S203: and scheduling data transmission to the server on the plurality of data transmission paths according to the path flow using strategy of the user and the path state of each data transmission path. The multipath-based packet scheduling and downlink data transmission are similar, except that the scheduling is performed at the client side, and the specific scheduling method may include: determining the weight of each data transmission path according to the path flow use strategy and the path state of the user, then distributing the data packet to be transmitted to each data transmission path according to the weight of each data transmission path, and transmitting the data packet to the server. The weight of each data transmission path can be dynamically changed according to the path traffic use strategy and the change of the path state of each data transmission path, so as to realize the optimized use of a plurality of paths. In addition, in the process of scheduling, the path traffic usage policy may also be acquired at preset time intervals, so as to update the scheduling policy.

Since the scheduling processing for the data packet occurs at the client side, the path traffic usage policy can be locally generated at the client and directly used for the scheduling processing without reporting to the server. Similar to the downlink data transmission situation, the path traffic usage policy may be determined according to traffic tariff information of the user and/or network environment information and/or traffic usage settings and/or application requirements of the user. The acquisition of traffic tariff information, network environment information and/or user traffic usage settings and application requirements is in accordance with the above described approach. The path traffic usage policy may be generated at preset time intervals according to the information and used for scheduling.

According to the multi-path data transmission method, the multiple data transmission paths corresponding to the multiple networks are established between the client and the server, and data transmission scheduling is carried out based on the path flow using strategy of the user and the path states of the data transmission paths, so that better network transmission quality is achieved while the control requirement of the user on the flow is considered, and the user experience quality is improved.

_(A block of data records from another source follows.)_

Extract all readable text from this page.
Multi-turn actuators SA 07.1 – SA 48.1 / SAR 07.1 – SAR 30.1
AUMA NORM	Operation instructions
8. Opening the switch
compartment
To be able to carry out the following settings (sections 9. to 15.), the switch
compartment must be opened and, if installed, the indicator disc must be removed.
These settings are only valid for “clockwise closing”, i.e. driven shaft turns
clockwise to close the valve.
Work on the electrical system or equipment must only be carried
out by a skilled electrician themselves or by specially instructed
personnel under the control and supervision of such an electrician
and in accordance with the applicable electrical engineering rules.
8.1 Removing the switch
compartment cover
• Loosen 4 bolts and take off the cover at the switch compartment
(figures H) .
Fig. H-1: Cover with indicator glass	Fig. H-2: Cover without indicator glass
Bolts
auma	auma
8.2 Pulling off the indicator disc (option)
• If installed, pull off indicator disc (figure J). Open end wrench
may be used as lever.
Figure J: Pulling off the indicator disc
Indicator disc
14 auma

Fig. 5 is a schematic structural diagram of a multipath data transmission apparatus according to an embodiment of the present invention, which can be applied to a server side to provide downlink multipath data transmission to a client. The server can be a server for providing characters and pictures for the client, playing or downloading online videos and providing live broadcast services, and the server and the client can be connected through various types of networks. Specifically, the apparatus may include:

and a path establishing module 11, configured to establish, in response to a data acquisition request of the client, multiple data transmission paths between the server and the client, where the multiple data transmission paths correspond to different networks. The data acquisition request may be initiated by an APP on the client, and if the network environment in which the current client is located can provide multiple network options, a data transmission path between the client and the server may be established over the multiple network links. The different networks referred to herein may be different physical network modes, such as WIFI or cellular networks or satellite communications, etc., or may be networks provided by different operators.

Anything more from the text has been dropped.